Mexico's long awaited tax reform bill - which proposes a minimum tax on business and aims to boost tax revenues for the government - has finally passed Congress, but President Felipe Calderon had to give away some concessions in order to ensure that the key reform was enacted.
After Calderon agreed to reform of Mexico's electoral laws - a matter that had been holding up passage of the reforms - Congress on Friday approved the tax package, the central proposal of which is a minimum corporate tax. Starting at a rate of 16.5% in 2008, this will rise to 17% in 2009 and 17.5% in 2010. This is lower than the 19% tax rate initially proposed by Calderon.

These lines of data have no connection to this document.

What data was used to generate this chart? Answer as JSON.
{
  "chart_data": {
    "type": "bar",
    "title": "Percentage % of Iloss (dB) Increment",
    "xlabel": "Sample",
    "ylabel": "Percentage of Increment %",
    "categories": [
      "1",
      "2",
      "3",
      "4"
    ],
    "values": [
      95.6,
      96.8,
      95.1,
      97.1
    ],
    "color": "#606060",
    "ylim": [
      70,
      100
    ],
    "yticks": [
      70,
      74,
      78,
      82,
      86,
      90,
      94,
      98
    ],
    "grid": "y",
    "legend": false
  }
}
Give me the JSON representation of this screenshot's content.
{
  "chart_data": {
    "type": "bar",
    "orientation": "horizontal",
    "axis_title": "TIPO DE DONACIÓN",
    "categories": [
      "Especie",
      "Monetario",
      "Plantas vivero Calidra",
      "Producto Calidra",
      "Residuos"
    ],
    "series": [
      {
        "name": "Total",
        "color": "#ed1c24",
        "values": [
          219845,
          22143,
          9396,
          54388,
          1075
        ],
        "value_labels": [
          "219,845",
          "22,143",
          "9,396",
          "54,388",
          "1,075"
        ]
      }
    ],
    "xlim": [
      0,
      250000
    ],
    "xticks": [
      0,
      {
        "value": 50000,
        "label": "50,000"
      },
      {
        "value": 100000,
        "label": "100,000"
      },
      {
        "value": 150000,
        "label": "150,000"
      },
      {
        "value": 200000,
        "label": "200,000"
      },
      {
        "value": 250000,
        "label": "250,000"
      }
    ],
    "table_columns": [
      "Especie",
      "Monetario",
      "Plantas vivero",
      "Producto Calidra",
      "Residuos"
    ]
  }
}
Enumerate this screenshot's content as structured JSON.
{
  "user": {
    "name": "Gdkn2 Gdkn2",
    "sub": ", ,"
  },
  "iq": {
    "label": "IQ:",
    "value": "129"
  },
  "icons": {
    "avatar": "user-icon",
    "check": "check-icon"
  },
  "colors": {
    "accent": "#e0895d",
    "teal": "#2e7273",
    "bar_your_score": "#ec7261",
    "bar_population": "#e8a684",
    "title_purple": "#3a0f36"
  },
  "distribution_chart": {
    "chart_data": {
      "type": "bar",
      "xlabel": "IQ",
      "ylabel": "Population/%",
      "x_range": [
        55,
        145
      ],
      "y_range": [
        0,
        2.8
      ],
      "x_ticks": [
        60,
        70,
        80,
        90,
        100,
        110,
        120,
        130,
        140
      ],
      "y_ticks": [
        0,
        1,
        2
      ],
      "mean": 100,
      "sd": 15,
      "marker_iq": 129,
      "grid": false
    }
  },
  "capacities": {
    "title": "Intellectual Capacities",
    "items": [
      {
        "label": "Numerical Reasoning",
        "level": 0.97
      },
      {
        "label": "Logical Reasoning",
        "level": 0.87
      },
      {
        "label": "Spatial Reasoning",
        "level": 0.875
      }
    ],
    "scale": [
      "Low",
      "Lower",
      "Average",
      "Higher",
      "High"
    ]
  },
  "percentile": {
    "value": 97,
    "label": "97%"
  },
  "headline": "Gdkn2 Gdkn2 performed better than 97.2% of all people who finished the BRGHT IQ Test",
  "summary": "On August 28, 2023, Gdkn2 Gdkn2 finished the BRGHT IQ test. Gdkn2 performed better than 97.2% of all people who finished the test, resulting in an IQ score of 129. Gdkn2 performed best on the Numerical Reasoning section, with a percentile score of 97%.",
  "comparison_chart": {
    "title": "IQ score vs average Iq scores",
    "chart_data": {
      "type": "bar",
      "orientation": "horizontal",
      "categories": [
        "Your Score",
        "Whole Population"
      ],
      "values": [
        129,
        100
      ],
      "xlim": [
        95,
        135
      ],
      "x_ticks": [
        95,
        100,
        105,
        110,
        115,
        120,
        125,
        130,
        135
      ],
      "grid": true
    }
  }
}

The tax package also includes a 2% monthly tax on bank accounts containing more than 25,000 pesos (US$2,250), refundable when account holders pay their federal income taxes, and removes tax exemptions on stock sales that involve a change of control of a company, or the sale of more than 10% of a company's stock in a 12-month period.
Calderon’s original tax proposal aimed to raise tax collection by 3% of gross domestic product, to about 14%, by the end of his term in 2012, but now the measures have been watered down somewhat, analysts expect tax revenues to increase by about 2.5% of GDP. At 10% of GDP, tax revenues in Mexico are among the lowest in the region.